Metadata-Version: 2.4
Name: menlo-robot-sdk
Version: 0.2.2
Summary: Python client for the Menlo Robot Control Service (RCS) control plane.
License: MIT
Requires-Python: >=3.12
Requires-Dist: httpx<1,>=0.28
Requires-Dist: pydantic<3,>=2.9
Provides-Extra: livekit
Requires-Dist: livekit<1,>=0.18; extra == 'livekit'
Provides-Extra: menlo-rcs-types
Requires-Dist: menlo-rcs-types; extra == 'menlo-rcs-types'
Description-Content-Type: text/markdown

# menlo-robot-sdk

Python client for the Menlo Robot Control Service (RCS): robot CRUD, session lifecycle, and runtime skill calls through RCS.

> Alpha: this package is in active development and may introduce breaking API changes between minor versions.

## Install

```bash
uv add menlo-robot-sdk
```

The base package covers the RCS HTTP control plane. Runtime skills, state, and camera capture use LiveKit SFU RPC (`runtime.*`) when `join_livekit=True`. Install the LiveKit extra for that path:

```bash
uv add "menlo-robot-sdk[livekit]"
```

## Configure

Local development against RCS uses an unsigned development identity:

```python
from menlo_robot_sdk import DevIdentity, MenloSettings

settings = MenloSettings(
    rcs_url="http://localhost:8002",
    identity=DevIdentity(
        sub="user_dev",
        organization_id="org_dev",
        team_id="team_dev",
    ).to_header(),
)
```

You can also load settings from environment variables:

```bash
export MENLO_RCS_URL=http://localhost:8002
export MENLO_IDENTITY='{"sub":"user_dev","organization_id":"org_dev","team_id":"team_dev","roles":[],"scopes":[]}'
```

Alternatively set `MENLO_API_KEY` (an `sk_live_…` key from the console) and point `MENLO_RCS_URL` at the platform-auth edge (`https://platform-auth.menlo.ai/rcs`) — no identity needed; the edge mints it.

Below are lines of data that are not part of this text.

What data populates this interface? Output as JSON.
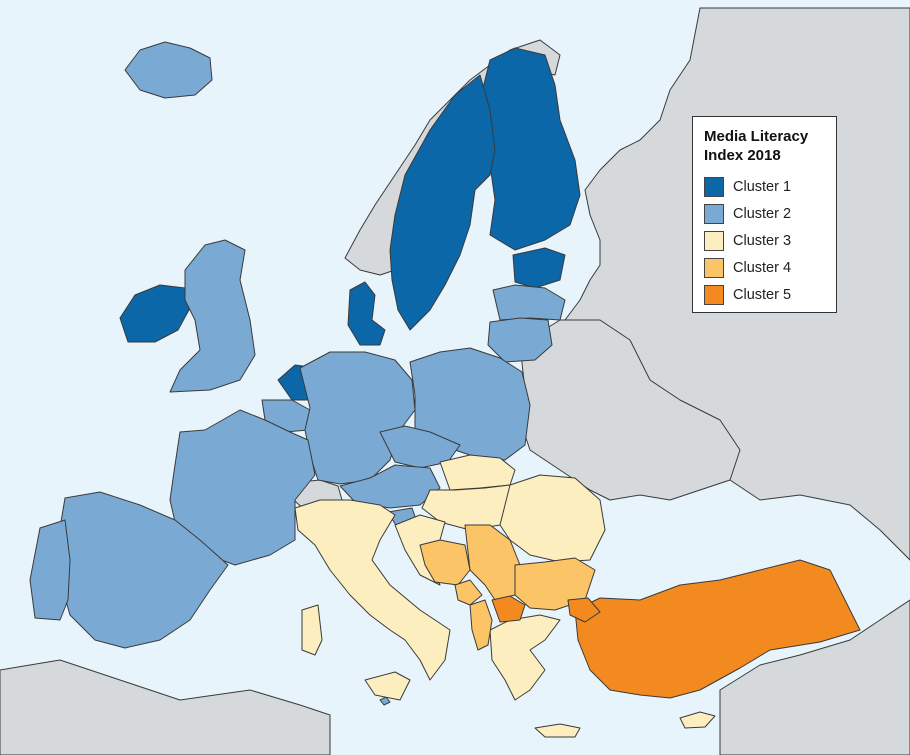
{
  "legend": {
    "title_line1": "Media Literacy",
    "title_line2": "Index 2018",
    "items": [
      {
        "label": "Cluster 1",
        "color": "#0b67a8"
      },
      {
        "label": "Cluster 2",
        "color": "#7aaad3"
      },
      {
        "label": "Cluster 3",
        "color": "#fdeec0"
      },
      {
        "label": "Cluster 4",
        "color": "#fbc467"
      },
      {
        "label": "Cluster 5",
        "color": "#f28a1f"
      }
    ]
  },
  "colors": {
    "sea": "#e7f4fb",
    "non_member": "#d5d9db",
    "border": "#3a3a3a"
  },
  "countries": [
    {
      "name": "Finland",
      "cluster": 1
    },
    {
      "name": "Sweden",
      "cluster": 1
    },
    {
      "name": "Denmark",
      "cluster": 1
    },
    {
      "name": "Netherlands",
      "cluster": 1
    },
    {
      "name": "Ireland",
      "cluster": 1
    },
    {
      "name": "Estonia",
      "cluster": 1
    },
    {
      "name": "Iceland",
      "cluster": 2
    },
    {
      "name": "United Kingdom",
      "cluster": 2
    },
    {
      "name": "Belgium",
      "cluster": 2
    },
    {
      "name": "France",
      "cluster": 2
    },
    {
      "name": "Spain",
      "cluster": 2
    },
    {
      "name": "Portugal",
      "cluster": 2
    },
    {
      "name": "Germany",
      "cluster": 2
    },
    {
      "name": "Poland",
      "cluster": 2
    },
    {
      "name": "Czech Republic",
      "cluster": 2
    },
    {
      "name": "Austria",
      "cluster": 2
    },
    {
      "name": "Slovenia",
      "cluster": 2
    },
    {
      "name": "Latvia",
      "cluster": 2
    },
    {
      "name": "Lithuania",
      "cluster": 2
    },
    {
      "name": "Malta",
      "cluster": 2
    },
    {
      "name": "Italy",
      "cluster": 3
    },
    {
      "name": "Slovakia",
      "cluster": 3
    },
    {
      "name": "Hungary",
      "cluster": 3
    },
    {
      "name": "Croatia",
      "cluster": 3
    },
    {
      "name": "Romania",
      "cluster": 3
    },
    {
      "name": "Greece",
      "cluster": 3
    },
    {
      "name": "Cyprus",
      "cluster": 3
    },
    {
      "name": "Bosnia and Herzegovina",
      "cluster": 4
    },
    {
      "name": "Serbia",
      "cluster": 4
    },
    {
      "name": "Montenegro",
      "cluster": 4
    },
    {
      "name": "Albania",
      "cluster": 4
    },
    {
      "name": "Bulgaria",
      "cluster": 4
    },
    {
      "name": "North Macedonia",
      "cluster": 5
    },
    {
      "name": "Turkey",
      "cluster": 5
    }
  ]
}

Full per-function API reference (generated, agent-readable) ships **inside the package** — after install:

```bash
python -c "import menlo_robot_sdk, pathlib; print(pathlib.Path(menlo_robot_sdk.__file__).parent / 'llms-full.txt')"
```

## Quick Example

```python
import asyncio

from menlo_robot_sdk import AsyncClient, ConnectCallbacks, DevIdentity, MenloSettings, connect


async def main() -> None:
    settings = MenloSettings(
        rcs_url="http://localhost:8002",
        identity=DevIdentity(
            sub="user_dev",
            organization_id="org_dev",
            team_id="team_dev",
        ).to_header(),
    )

    events = []

    def on_action_result(event) -> None:
        events.append(event)

    async with AsyncClient(settings=settings) as client:
        created = await client.robots.create(name="sdk-demo", model="asimov-v0")
        session = None
        try:
            session = await connect(
                client,
                created.robot.id,
                worker_names=["sim-worker"],
                join_livekit=False,
                callbacks=ConnectCallbacks(on_action_result=on_action_result),
            )

            skills = await session.discover_skills()
            status = await session.state.get("robot_status")
            # On-demand JPEG from rcw (requires join_livekit=True and a viewer in the room):
            # jpeg = await session.get_vision("pov")
            result = await session.invoke(
                "set_velocity",
                {"wz": 0.8, "duration_s": 2.0},
            )

            print([skill.name for skill in skills], status.runtime.status, result.status)
        finally:
            if session is not None:
                await session.disconnect()
            await client.robots.delete(created.robot.id)


asyncio.run(main())
```

The runtime skill calls above require a running local RCS stack and browser viewer.